A number that measures the wrong thing
Consider what the follower count actually rewards. Longevity. Early arrival on a platform. A viral moment two years ago. An audience gathered around content the creator may no longer make. None of these are qualities a brand buys when it books a collaboration. What it buys is the next ninety days of that creator's output, placed in front of the people who choose to watch it.
That gap — between what the number measures and what the brand buys — is where most wasted creator budget lives. The big-but-wrong creator is expensive twice: once in fee, and once in what it quietly does to the brand to appear in the wrong feed, in the wrong company, in the wrong tone.
The follower count is a measure of accumulation. The brand is buying the next ninety days.
What the content already knows
The alternative was always sitting in plain sight: the content itself. A creator's recent posts carry everything a casting decision needs — the aesthetic, the pacing, the products they reach for unprompted, the way their audience talks back to them. A human with taste reads all of this in a scroll. The shift happening now is that machines can finally read it too — image, video, audio, and text together, at the scale of whole markets rather than one profile at a time.
This is the idea behind our brand-fit work: learn what on-brand looks like from the creators a brand has already approved, then find the content-twins of those creators anywhere. Not "who is big in Germany" but "who in Germany makes the thing we already know works." The follower count doesn't disappear — it becomes what it always should have been, one input among many, somewhere behind fit.
What changes when you cast this way
Three things, in our experience running programmes this way:
- Smaller creators get booked more. When fit leads, the mid-sized creator whose content is precisely on-brand beats the large one whose content is nearly right. Budgets stretch further and the content that comes back needs less correcting.
- New markets stop being a gamble. Casting by feel ends at the border of the markets you know.

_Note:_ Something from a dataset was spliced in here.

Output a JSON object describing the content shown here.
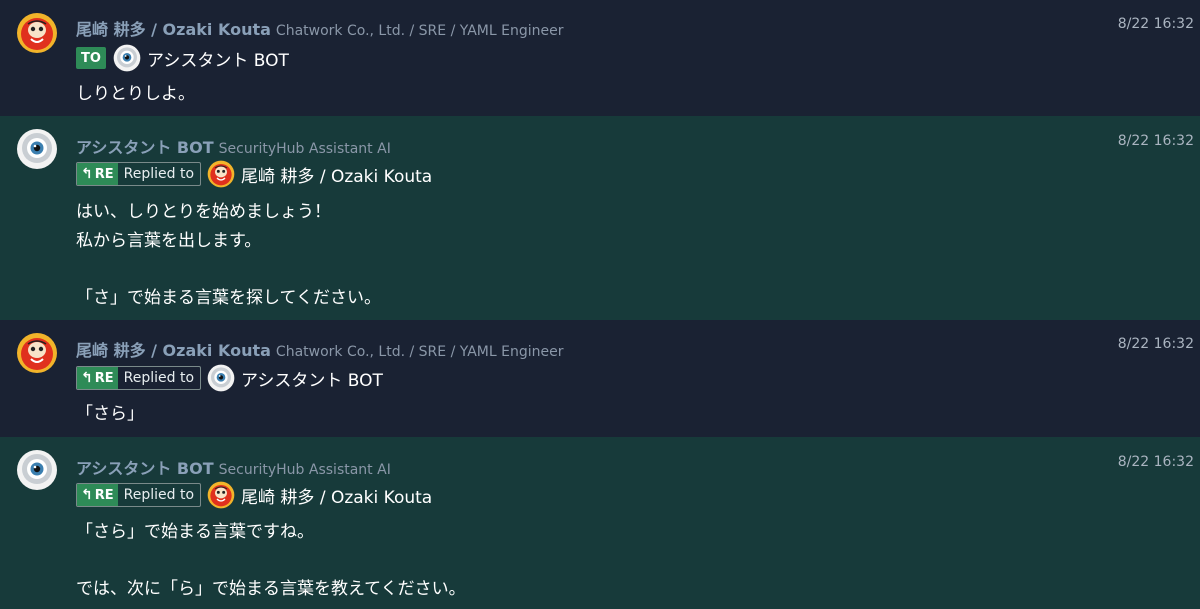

Casting by content travels — the same standard, applied everywhere the brand goes.
- The brand stops drifting. Every off-brand booking erodes what the brand means a little. When the universe of castable creators is defined by fit, reach stops coming at the price of equity.
None of this makes taste obsolete. It makes taste the training data. The marketer's eye still decides what on-brand means — the system's job is to hold that standard steady across ten markets and two hundred thousand profiles, long after the deck with the follower counts has been retired.